We have tried a few approaches. Using [] to denote equivalence classes, we note that we can write $[x]^2 = [1-y][1+y]$. Our goal was to show that this is a non-unique prime decomposition, but this doesn't work since neither of these elements are prime. Similarly, $[x+y-1][x+y+1] = [2x][y]$ but the same problem applies.

Next we tried playing around with evaluations of polynomials. In particular, in the quotient ring we can write any element as $p(x) + y q(x)$. Taking a product of such polynomials and evaluating at zero gives a structure similar to $\mathbb C$.

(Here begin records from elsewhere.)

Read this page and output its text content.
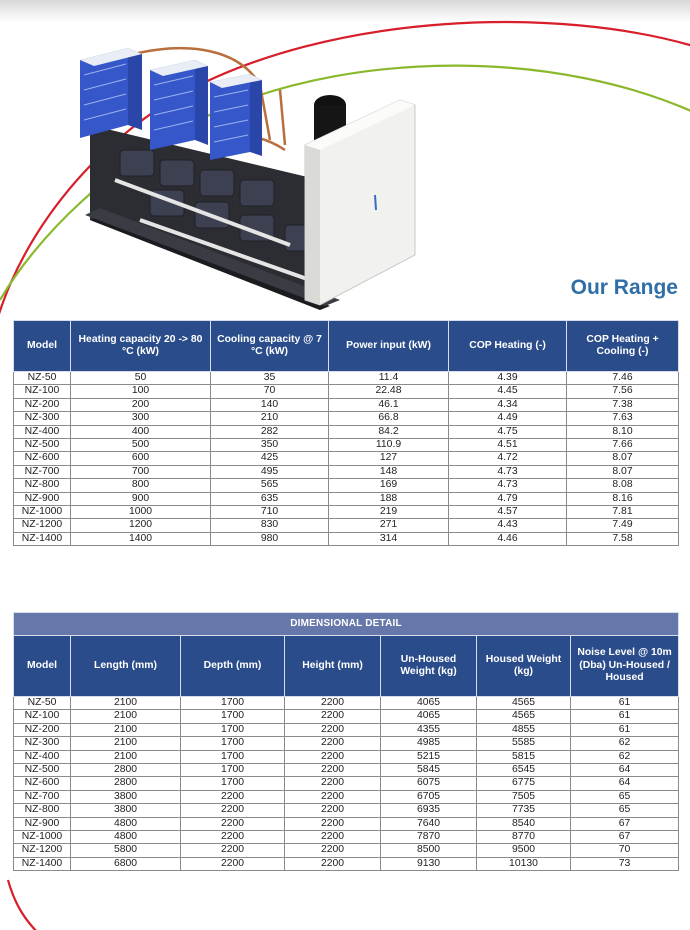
Our Range
Model	Heating capacity 20 -> 80 °C (kW)	Cooling capacity @ 7 °C (kW)	Power input (kW)	COP Heating (-)	COP Heating + Cooling (-)
NZ-50	50	35	11.4	4.39	7.46
NZ-100	100	70	22.48	4.45	7.56
NZ-200	200	140	46.1	4.34	7.38
NZ-300	300	210	66.8	4.49	7.63
NZ-400	400	282	84.2	4.75	8.10
NZ-500	500	350	110.9	4.51	7.66
NZ-600	600	425	127	4.72	8.07
NZ-700	700	495	148	4.73	8.07
NZ-800	800	565	169	4.73	8.08
NZ-900	900	635	188	4.79	8.16
NZ-1000	1000	710	219	4.57	7.81
NZ-1200	1200	830	271	4.43	7.49
NZ-1400	1400	980	314	4.46	7.58
DIMENSIONAL DETAIL						
Model	Length (mm)	Depth (mm)	Height (mm)	Un-Housed Weight (kg)	Housed Weight (kg)	Noise Level @ 10m (Dba) Un-Housed / Housed
NZ-50	2100	1700	2200	4065	4565	61
NZ-100	2100	1700	2200	4065	4565	61
NZ-200	2100	1700	2200	4355	4855	61
NZ-300	2100	1700	2200	4985	5585	62
NZ-400	2100	1700	2200	5215	5815	62
NZ-500	2800	1700	2200	5845	6545	64
NZ-600	2800	1700	2200	6075	6775	64
NZ-700	3800	2200	2200	6705	7505	65
NZ-800	3800	2200	2200	6935	7735	65
NZ-900	4800	2200	2200	7640	8540	67
NZ-1000	4800	2200	2200	7870	8770	67
NZ-1200	5800	2200	2200	8500	9500	70
NZ-1400	6800	2200	2200	9130	10130	73
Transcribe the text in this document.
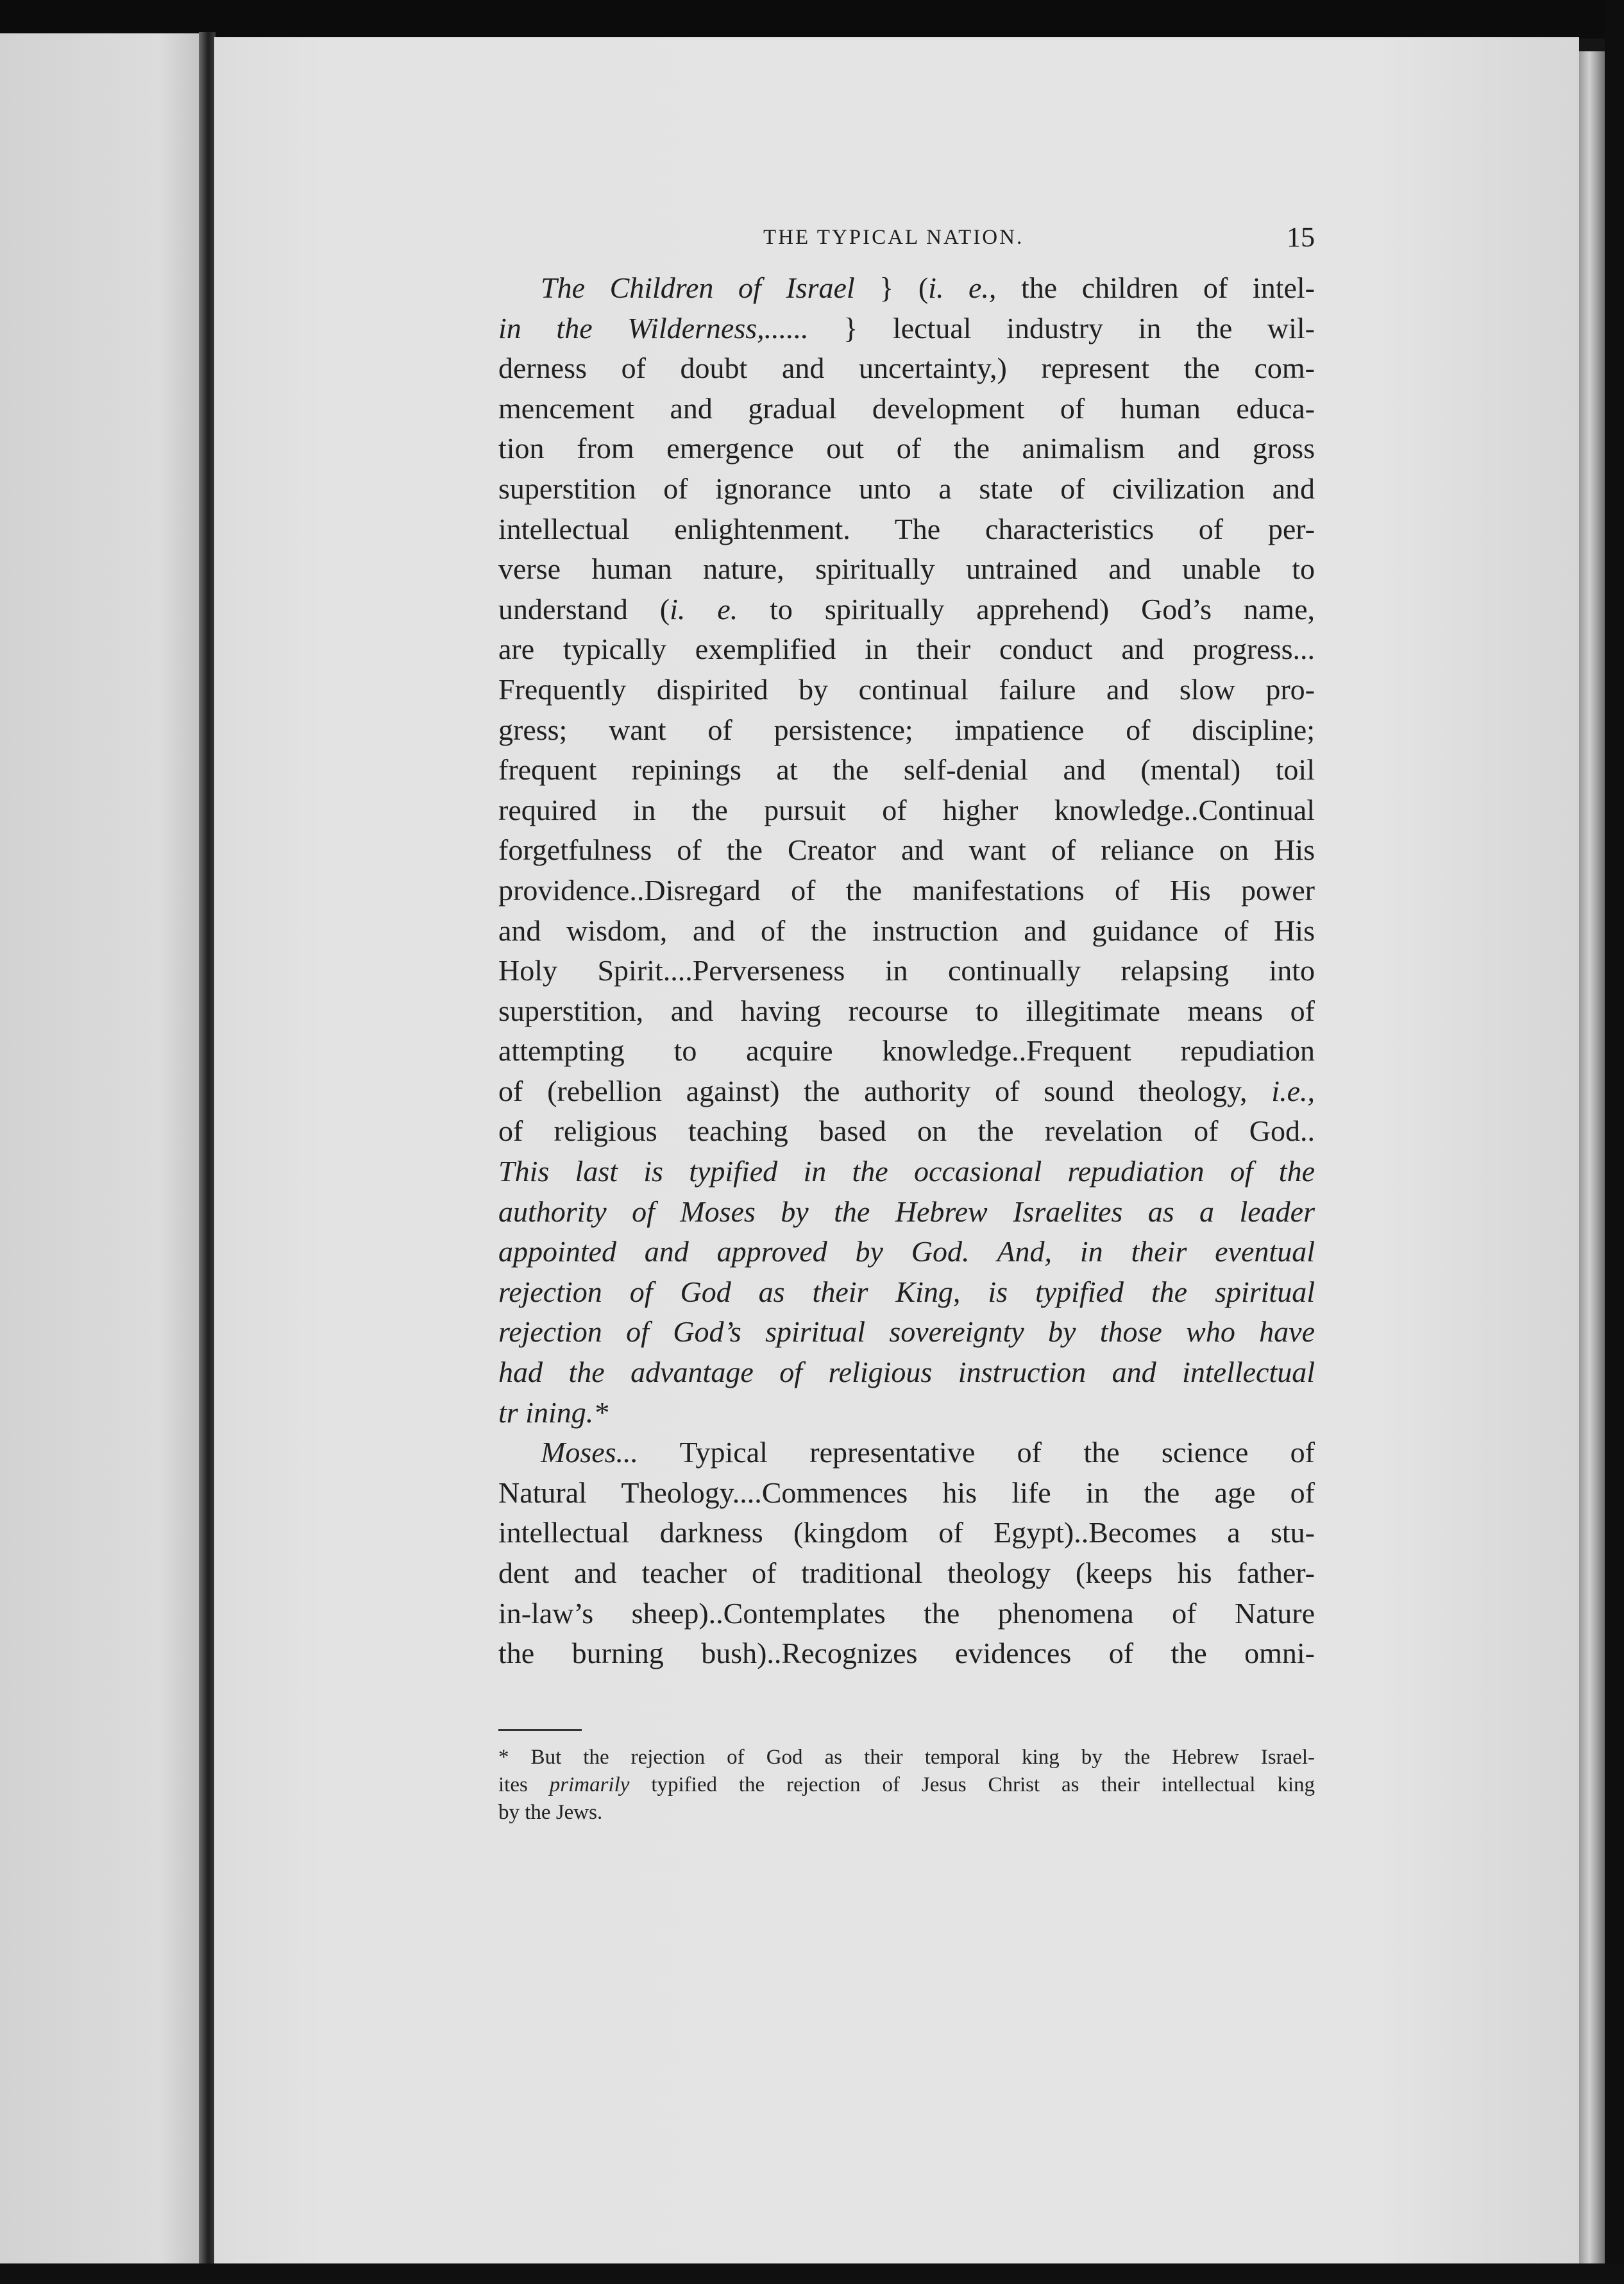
THE TYPICAL NATION.	15
The Children of Israel } (i. e., the children of intel-
in the Wilderness,...... } lectual industry in the wil-
derness of doubt and uncertainty,) represent the com-
mencement and gradual development of human educa-
tion from emergence out of the animalism and gross
superstition of ignorance unto a state of civilization and
intellectual enlightenment. The characteristics of per-
verse human nature, spiritually untrained and unable to
understand (i. e. to spiritually apprehend) God’s name,
are typically exemplified in their conduct and progress...
Frequently dispirited by continual failure and slow pro-
gress; want of persistence; impatience of discipline;
frequent repinings at the self-denial and (mental) toil
required in the pursuit of higher knowledge..Continual
forgetfulness of the Creator and want of reliance on His
providence..Disregard of the manifestations of His power
and wisdom, and of the instruction and guidance of His
Holy Spirit....Perverseness in continually relapsing into
superstition, and having recourse to illegitimate means of
attempting to acquire knowledge..Frequent repudiation
of (rebellion against) the authority of sound theology, i.e.,
of religious teaching based on the revelation of God..
This last is typified in the occasional repudiation of the
authority of Moses by the Hebrew Israelites as a leader
appointed and approved by God. And, in their eventual
rejection of God as their King, is typified the spiritual
rejection of God’s spiritual sovereignty by those who have
had the advantage of religious instruction and intellectual
tr ining.*
Moses... Typical representative of the science of
Natural Theology....Commences his life in the age of
intellectual darkness (kingdom of Egypt)..Becomes a stu-
dent and teacher of traditional theology (keeps his father-
in-law’s sheep)..Contemplates the phenomena of Nature
the burning bush)..Recognizes evidences of the omni-
* But the rejection of God as their temporal king by the Hebrew Israel-
ites primarily typified the rejection of Jesus Christ as their intellectual king
by the Jews.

Another suggestion was to use Laurent polynomial. Any ideas?

 

[Office_Shredder]

Does your definition of UFD require a unique decomposition into primes or a unique decomposition into irreducibles?

 

[Kreizhn]

Both. They are equivalent in a UFD no?

 

[Office_Shredder]

If it's not a UFD then it's not the same thing (namely, elements can be irreducible without being prime). So your first attempt at x²=(1-y)(1+y) is a good place to look... it's not a prime factorization, but they are irreducible factorizations

 

[Kreizhn]

Yeah, that had occurred to me, though I'm not too sure how to show that $1 \pm y$ is irreducible. It seems obvious since they're monic first order polynomials, but I don't think I can just claim that (can I?). In any case, I would like to use Eisenstein's criterion but then I run into the problem of dealing with the prime ideals of $\mathbb Q$, of which there are no non-trivial proper ideals. Should I perhaps be looking at the prime ideals of in $\mathbb Q[x]$ instead?

 

[micromass]

Yeah, that had occurred to me, though I'm not too sure how to show that $1 \pm y$ is irreducible. It seems obvious since they're monic first order polynomials, but I don't think I can just claim that (can I?). In any case, I would like to use Eisenstein's criterion but then I run into the problem of dealing with the prime ideals of $\mathbb Q$, of which there are no non-trivial proper ideals. Should I perhaps be looking at the prime ideals of in $\mathbb Q[x]$ instead?

I fear you need to start with the very definition of irreducible. You ring is pretty strange, so you can't use Eisenstein.

Assume that y+1=b*c and obtain a contradiction.

 

[Kreizhn]

I think what you're hinting at is a degree argument, in that the only way that product could be a first order polynomial is precisely when one is a constant and the other is a first order polynomial. Since $\mathbb Q$ is a field, the constant is a unit, so we can conclude that 1-y is irreducible. However, does this necessarily apply in the quotient? Degree of equivalence classes is definitely not preserved in the quotient so I don't see how that argument would work.

Edit: The degree of the product of equivalence classes of polynomials in the quotient is not well behaved, is what I meant to say. That's a mouthful!

 

[micromass]

I think what you're hinting at is a degree argument, in that the only way that product could be a first order polynomial is precisely when one is a constant and the other is a first order polynomial. Since $\mathbb Q$ is a field, the constant is a unit, so we can conclude that 1-y is irreducible. However, does this necessarily apply in the quotient? Degree of equivalence classes is definitely not preserved in the quotient so I don't see how that argument would work.

Edit: The degree of the product of equivalence classes of polynomials in the quotient is not well behaved, is what I meant to say. That's a mouthful!

A direct attack would indeed not work. But let's look at it this way:

Assume

$$[y+1]=[P(x,y)][Q(x,y)]$$

Then

$$y+1-P(x,y)Q(x,y)\in (x^2+y^2-1)$$

So

$$y+1-P(x,y)Q(x,y)=R(x,y)(x^2+y^2-1)$$

and now try to obtain a contradiction.

 

[Kreizhn]

Sorry. I've been trying to play around with this but I don't see it.

Okay. So I don't think this is a degree argument. I say this because there is no restriction on the degree of x in this case. The degree of y could have lead somewhere, but the presence of the -1 really means that y can take on any degree.

So I'm guessing this is a divisibility argument. I tried arguing that by re-arranging, we could get
$$(y+1)(R(x,y)(y-1) - 1) = -P(x,y)Q(x,y) - R x^2$$
in which case since y+1 divides the left hand side, it must also divide the right hand side. Though I don't see anything coming from this.

 

[Kreizhn]

If I could show that [x] is irreducible and that the only the image of constants in $\mathbb Q[x,y]/(x^2+y^2-1)$ are units, could I show that it is not a UFD?